June 27, 2019

Reusing a company name

If your company has been through insolvent liquidation and you wish to start up a new company to take on the former business, you may be confused as to whether you can use the same company name or a similar one.

Some directors may wish to reuse the previous company name to retain the credibility, goodwill in the form of a ‘known name’ and status the old company will have built up over years of trading.

However, Section 216 of the Insolvency Act 1986 places restrictions on this practice. The potential outcomes for using a prohibited name are as follows:

  • Imprisonment
  • Fines
  • Being personally liable for the new company’s liabilities jointly with the company

A ‘prohibited name’ is a name that the insolvent company had been known by in the 12 months prior to the liquidation date.
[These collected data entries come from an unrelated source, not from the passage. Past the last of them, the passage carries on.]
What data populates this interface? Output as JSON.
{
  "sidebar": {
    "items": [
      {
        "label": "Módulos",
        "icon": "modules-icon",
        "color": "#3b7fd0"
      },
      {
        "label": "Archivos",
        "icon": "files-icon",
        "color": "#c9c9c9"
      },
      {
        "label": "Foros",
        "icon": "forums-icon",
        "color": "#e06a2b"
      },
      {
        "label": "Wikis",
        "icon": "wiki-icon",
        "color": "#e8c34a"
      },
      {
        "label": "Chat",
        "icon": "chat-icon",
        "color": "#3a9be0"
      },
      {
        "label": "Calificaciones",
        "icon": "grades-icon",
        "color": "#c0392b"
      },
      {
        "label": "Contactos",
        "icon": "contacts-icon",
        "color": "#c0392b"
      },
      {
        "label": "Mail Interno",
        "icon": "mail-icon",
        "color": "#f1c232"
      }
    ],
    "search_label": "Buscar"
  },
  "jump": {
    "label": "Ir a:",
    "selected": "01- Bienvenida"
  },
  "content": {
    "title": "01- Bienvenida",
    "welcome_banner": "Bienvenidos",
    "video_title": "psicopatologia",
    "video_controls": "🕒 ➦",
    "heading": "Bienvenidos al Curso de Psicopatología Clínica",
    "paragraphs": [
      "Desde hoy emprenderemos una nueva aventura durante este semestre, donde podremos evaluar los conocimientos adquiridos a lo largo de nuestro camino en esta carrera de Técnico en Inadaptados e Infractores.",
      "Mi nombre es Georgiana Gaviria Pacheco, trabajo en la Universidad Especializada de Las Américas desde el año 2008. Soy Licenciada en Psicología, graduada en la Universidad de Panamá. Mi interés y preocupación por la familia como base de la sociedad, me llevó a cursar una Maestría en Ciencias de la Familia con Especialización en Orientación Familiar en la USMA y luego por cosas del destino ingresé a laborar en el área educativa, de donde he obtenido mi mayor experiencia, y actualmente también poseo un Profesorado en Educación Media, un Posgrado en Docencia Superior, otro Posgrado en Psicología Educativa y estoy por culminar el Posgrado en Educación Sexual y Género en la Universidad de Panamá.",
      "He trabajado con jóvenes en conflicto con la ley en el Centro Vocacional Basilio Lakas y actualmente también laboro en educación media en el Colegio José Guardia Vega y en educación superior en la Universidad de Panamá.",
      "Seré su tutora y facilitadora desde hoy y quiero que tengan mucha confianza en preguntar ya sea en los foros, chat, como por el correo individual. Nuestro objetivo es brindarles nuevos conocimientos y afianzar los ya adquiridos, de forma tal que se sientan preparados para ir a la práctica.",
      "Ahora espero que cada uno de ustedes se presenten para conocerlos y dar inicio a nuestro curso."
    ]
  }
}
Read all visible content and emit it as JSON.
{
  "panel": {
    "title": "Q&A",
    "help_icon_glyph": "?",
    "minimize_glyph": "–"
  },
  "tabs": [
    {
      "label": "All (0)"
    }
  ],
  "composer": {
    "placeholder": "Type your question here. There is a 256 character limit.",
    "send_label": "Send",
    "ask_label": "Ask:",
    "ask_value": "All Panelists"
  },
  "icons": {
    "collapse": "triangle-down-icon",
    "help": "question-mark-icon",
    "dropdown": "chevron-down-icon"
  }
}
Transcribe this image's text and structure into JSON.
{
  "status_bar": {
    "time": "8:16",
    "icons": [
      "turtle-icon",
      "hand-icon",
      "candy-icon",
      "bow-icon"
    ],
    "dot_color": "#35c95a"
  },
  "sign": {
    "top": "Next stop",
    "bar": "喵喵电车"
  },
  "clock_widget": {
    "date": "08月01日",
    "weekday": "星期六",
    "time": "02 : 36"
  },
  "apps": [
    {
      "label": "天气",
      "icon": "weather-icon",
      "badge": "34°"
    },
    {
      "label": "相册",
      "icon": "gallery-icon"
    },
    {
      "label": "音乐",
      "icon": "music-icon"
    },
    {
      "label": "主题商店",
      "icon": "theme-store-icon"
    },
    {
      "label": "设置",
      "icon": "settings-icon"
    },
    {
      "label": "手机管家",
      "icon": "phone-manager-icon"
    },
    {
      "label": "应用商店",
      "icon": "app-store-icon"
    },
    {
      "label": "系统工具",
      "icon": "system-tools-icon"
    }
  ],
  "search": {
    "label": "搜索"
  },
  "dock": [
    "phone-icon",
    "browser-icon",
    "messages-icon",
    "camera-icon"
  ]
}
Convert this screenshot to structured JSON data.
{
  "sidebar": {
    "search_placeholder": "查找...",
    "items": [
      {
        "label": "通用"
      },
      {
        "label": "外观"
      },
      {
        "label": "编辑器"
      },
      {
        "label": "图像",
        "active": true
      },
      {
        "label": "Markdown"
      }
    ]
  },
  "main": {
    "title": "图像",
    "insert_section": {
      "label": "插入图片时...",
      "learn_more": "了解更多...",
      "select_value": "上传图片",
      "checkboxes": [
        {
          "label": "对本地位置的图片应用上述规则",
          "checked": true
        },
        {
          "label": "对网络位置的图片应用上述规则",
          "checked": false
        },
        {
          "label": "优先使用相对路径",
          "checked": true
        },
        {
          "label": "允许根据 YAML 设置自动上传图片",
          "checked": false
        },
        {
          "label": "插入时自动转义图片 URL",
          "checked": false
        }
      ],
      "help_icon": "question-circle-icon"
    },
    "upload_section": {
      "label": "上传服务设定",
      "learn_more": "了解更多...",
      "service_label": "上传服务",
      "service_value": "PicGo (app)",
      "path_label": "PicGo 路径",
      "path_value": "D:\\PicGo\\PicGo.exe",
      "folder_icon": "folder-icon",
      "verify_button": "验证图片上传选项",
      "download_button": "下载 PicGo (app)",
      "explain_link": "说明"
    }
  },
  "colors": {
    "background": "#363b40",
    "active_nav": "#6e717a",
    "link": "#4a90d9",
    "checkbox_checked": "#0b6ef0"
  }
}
This includes names similar enough to make it apparent that there may be links to the company in liquidation.

There are three exceptions here to Section 216:

  1. You can apply to court

An application to court must be made within 7 days of the company entering liquidation. A demonstration that the new company is financially secure to operate will need to be provided to the court.

  1. The name is already used – pre-existing name which has been in existence for 12 months or more prior to the liquidation date
  2. The appointed liquidator sells your/the company name, goodwill and substantially all of the liquidated company assets.

If your old trading name is to be reused, notices must be sent to The London Gazette within a 28 day period and to every creditor of the insolvent company.

This can be quite a difficult area of the law and if matters are not correctly dealt with problems can occur. Therefore it is better to take advice prior to setting up a new company.